In der Pflegebranche gibt es Bedenken, dass digitale Lösungen und neue Organisationen die Arbeit der Pflegekräfte erschweren oder den persönlichen Kontakt mit den Pflegebedürftigen verringern könnten. Diese Ängste können durch Schulungen, Transparenz und durch die aktive Beteiligung der Pflegekräfte am gesamten Umgestaltungsprozess gemildert werden. Es ist wichtig, dass Pflegekräfte nicht als Empfänger von Veränderungen betrachtet werden, sondern als aktiver Teil des Veränderungsprozesses.
Welche Rolle spielen intergenerationelle Konzepte in der Gestaltung altersfreundlicher Städte und Gemeinden?
Intergenerationelle Konzepte sind ein zentraler Bestandteil bei der Gestaltung von altersfreundlichen Städten und Gemeinden, da sie den Austausch zwischen den Generationen fördern und soziale Isolation verhindern. Durch die Verknüpfung von Jung und Alt können ältere Menschen ihre Erfahrungen und ihr Wissen weitergeben, während jüngere Menschen mit neuen Ideen und Technologien dazu beitragen, die Pflege- und Betreuungsbedürfnisse der Älteren zu unterstützen. Solche Konzepte schaffen gemeinschaftliche Bindungen und stärken den sozialen Zusammenhalt.

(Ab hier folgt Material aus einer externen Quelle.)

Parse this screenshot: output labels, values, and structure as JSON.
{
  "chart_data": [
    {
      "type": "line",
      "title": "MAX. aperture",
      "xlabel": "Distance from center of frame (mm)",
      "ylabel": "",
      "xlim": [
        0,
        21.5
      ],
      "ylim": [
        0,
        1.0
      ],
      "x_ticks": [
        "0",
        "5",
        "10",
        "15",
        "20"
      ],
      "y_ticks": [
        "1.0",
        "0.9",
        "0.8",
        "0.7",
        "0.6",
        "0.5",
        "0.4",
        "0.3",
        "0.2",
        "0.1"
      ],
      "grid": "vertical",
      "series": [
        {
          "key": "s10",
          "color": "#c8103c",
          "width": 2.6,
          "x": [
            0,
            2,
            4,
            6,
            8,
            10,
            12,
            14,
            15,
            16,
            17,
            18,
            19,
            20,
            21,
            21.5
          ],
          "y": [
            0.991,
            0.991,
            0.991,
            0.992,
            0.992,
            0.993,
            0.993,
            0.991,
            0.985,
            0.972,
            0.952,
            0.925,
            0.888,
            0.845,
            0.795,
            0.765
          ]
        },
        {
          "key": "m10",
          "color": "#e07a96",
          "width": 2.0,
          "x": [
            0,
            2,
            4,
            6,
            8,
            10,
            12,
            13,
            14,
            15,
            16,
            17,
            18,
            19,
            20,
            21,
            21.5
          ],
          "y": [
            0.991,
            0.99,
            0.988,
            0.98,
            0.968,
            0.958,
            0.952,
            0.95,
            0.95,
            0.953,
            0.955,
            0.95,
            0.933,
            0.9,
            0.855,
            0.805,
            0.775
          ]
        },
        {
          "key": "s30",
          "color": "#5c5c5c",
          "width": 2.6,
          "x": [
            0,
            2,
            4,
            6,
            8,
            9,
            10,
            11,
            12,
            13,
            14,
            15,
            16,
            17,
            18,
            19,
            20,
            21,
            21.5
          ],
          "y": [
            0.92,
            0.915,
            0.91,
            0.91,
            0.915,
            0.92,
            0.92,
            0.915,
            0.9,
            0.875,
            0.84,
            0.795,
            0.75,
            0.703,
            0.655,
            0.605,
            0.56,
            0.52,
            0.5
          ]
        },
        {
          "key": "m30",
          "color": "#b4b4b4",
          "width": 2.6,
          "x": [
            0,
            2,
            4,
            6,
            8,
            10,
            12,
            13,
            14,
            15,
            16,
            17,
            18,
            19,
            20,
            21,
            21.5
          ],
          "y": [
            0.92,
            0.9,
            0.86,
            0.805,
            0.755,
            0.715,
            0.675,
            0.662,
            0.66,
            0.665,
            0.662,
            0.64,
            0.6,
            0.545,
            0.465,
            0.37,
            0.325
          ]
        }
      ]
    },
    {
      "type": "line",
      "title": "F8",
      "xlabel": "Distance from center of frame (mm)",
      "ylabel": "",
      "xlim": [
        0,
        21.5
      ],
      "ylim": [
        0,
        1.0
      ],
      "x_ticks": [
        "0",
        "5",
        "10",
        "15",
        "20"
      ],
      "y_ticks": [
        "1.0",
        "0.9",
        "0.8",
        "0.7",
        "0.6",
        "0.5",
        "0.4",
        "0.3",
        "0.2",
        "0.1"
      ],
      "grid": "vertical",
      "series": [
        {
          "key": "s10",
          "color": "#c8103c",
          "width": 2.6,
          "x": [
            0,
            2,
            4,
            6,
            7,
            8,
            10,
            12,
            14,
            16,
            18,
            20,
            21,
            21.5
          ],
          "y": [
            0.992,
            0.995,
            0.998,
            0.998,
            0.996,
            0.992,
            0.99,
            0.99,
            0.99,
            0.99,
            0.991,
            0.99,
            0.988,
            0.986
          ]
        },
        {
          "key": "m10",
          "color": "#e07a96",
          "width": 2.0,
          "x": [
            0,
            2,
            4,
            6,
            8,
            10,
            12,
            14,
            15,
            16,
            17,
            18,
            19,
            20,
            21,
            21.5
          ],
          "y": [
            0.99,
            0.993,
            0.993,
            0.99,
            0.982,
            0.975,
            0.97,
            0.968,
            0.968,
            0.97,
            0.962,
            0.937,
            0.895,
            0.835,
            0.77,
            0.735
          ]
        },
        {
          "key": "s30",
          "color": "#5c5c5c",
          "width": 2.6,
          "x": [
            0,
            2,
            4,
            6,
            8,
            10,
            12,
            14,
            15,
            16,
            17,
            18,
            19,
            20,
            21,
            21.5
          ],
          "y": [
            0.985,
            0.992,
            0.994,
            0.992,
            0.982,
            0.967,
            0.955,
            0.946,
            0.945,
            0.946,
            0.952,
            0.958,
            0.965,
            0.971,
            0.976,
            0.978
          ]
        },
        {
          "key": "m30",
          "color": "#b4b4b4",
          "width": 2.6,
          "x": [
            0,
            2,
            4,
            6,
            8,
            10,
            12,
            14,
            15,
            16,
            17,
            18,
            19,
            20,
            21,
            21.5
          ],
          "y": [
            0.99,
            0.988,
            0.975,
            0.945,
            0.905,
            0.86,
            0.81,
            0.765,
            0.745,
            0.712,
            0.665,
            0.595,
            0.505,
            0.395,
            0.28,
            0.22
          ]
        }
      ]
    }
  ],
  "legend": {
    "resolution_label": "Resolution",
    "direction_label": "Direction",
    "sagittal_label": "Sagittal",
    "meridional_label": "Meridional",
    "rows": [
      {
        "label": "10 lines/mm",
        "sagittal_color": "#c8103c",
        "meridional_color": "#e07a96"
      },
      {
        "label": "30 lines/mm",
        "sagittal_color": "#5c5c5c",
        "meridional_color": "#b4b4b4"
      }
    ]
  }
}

Ein gutes Beispiel für intergenerationelle Projekte sind Mehrgenerationenhäuser oder intergenerative Wohnprojekte, bei denen alle Altersgruppen zusammenleben und sich gegenseitig unterstützen. Auch Patenschaftsmodelle, in denen ältere Menschen als Mentoren für Schüler oder junge Erwachsene fungieren, fördern diesen Austausch und die gegenseitige Unterstützung. Diese Modelle sind nicht nur sozial sinnvoll, sondern können auch zur Prävention von Einsamkeit und Isolation beitragen und bieten eine wertvolle Unterstützung für die Pflege.
Wie können Kommunen aktiv dazu beitragen, Einsamkeit und soziale Isolation älterer Menschen zu verhindern?

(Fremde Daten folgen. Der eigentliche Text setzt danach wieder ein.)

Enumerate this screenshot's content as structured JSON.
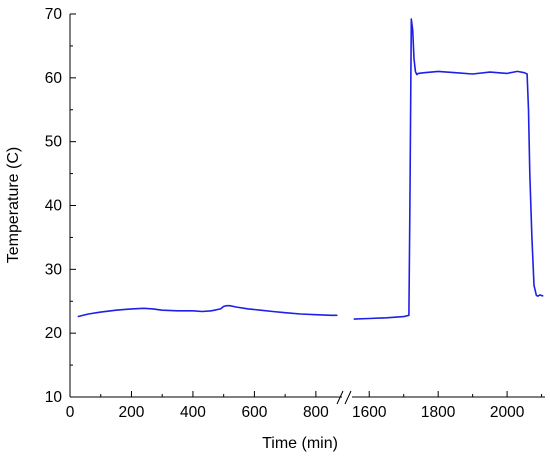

Kommunen können eine zentrale Rolle dabei spielen, Einsamkeit und soziale Isolation bei älteren Menschen zu verhindern, indem sie soziale Begegnungsräume schaffen. Seniorencafés, Gemeinschaftszentren und Stadtteilbüros bieten den Menschen Möglichkeiten zum Austausch und zur aktiven Teilnahme am gesellschaftlichen Leben. Diese Orte sind nicht nur für den sozialen Kontakt wichtig, sondern auch für die aktive Partizipation der älteren Bevölkerung, die so weiterhin als vollwertige Mitglieder der Gesellschaft eingebunden werden kann.
Ein weiterer wichtiger Ansatz sind mobile Angebote, wie Besuchsdienste, Nachbarschaftshilfen oder ehrenamtliche Begleitdienste, die insbesondere für diejenigen Menschen von Bedeutung sind, die nicht mehr mobil sind. Auch digitale Lösungen, wie virtuelle Begegnungsplattformen oder einfache Videoanrufsysteme, spielen eine immer wichtigere Rolle, um ältere Menschen mit ihren Familien und Freunden in Kontakt zu halten.